Entscheidungsstichwort (Thema)
Organisationsanweisung für Firmenfahrzeuge als Allgemeine Geschäftsbedingungen. Inhaltskontrolle und unwirksamer Änderungsvorbehalt i.S.v. § 308 Nr. 4 BGB
Leitsatz (redaktionell)
1. Wird in einem Arbeitsvertrag formularmäßig auf eine Organisationsanweisung für Firmenfahrzeuge in der jeweils gültigen Fassung hingewiesen, handelt es sich um Allgemeine Geschäftsbedingungen i.S.d. § 305 Abs. 1 BGB.

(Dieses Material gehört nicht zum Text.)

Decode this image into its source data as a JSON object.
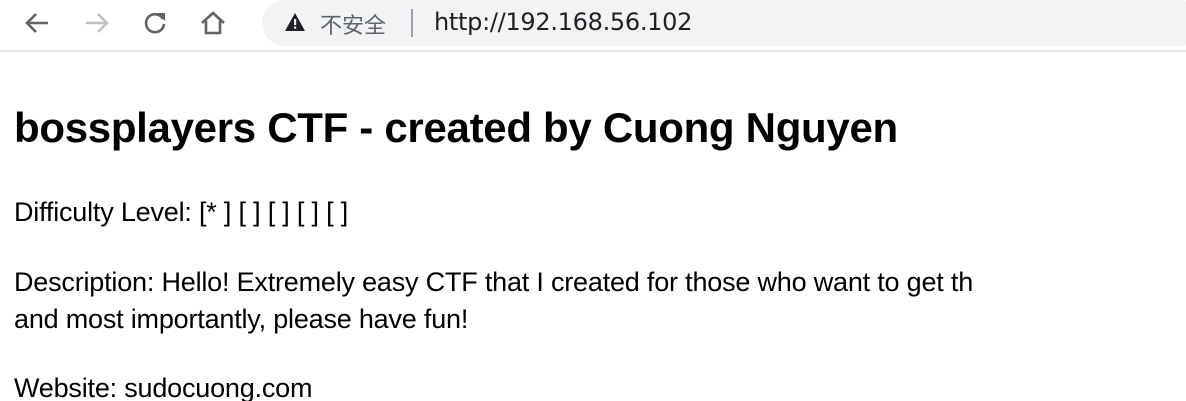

2. Eine Organisationsanweisung für Firmenfahrzeuge, die eine einseitige jederzeitige Leistungsbestimmung in Form eines Widerrufsrechts enthält, ist einer Inhaltskontrolle zu unterziehen. Bei dieser Prüfung ist für die Wirksamkeit der Regelung entscheidend, ob der in der Anweisung enthaltene Änderungsvorbehalt gem. § 308 Nr. 4 BGB nicht eine einseitige, nicht hinnehmbare Bevorteilung des Verwenders der Klausel bedeutet. Im vorliegenden Fall lag eine nach obigen Grundsätzen unwirksame Klausel vor, da sie eine Änderung der Dienstwagenregelung jederzeit und ohne Angabe von Gründen erlauben sollte.
Normenkette
BGB § 308 Nr. 4, § 305 Abs. 1 S. 1, § 310 Abs. 4; GewO § 106 Abs. 1
Verfahrensgang
ArbG München (Entscheidung vom 16.10.2018; Aktenzeichen 13 Ca 3428/18) |
Tenor
Auf die Berufung des Klägers wird das Endurteil des Arbeitsgerichts München vom 16.10.2018 - 13 Ca 3428/18 abgeändert.
1. Es wird festgestellt, dass die Beklagte verpflichtet ist, dem Kläger einen Dienstwagen nach der Fuhrparkanweisung vom 01.07.1998 mit Stand vom 01.09.2012 - gemäß der dortigen Kategorie E - zur Verfügung zu stellen.
2. Die Beklagte hat die Kosten des Verfahrens zu tragen.
3. Die Revision wird zugelassen.
Tatbestand
Die Parteien streiten, welche Fuhrparkanweisung für den Kläger für die Überlassung eines auch privat genutzten Dienstwagens maßgeblich ist.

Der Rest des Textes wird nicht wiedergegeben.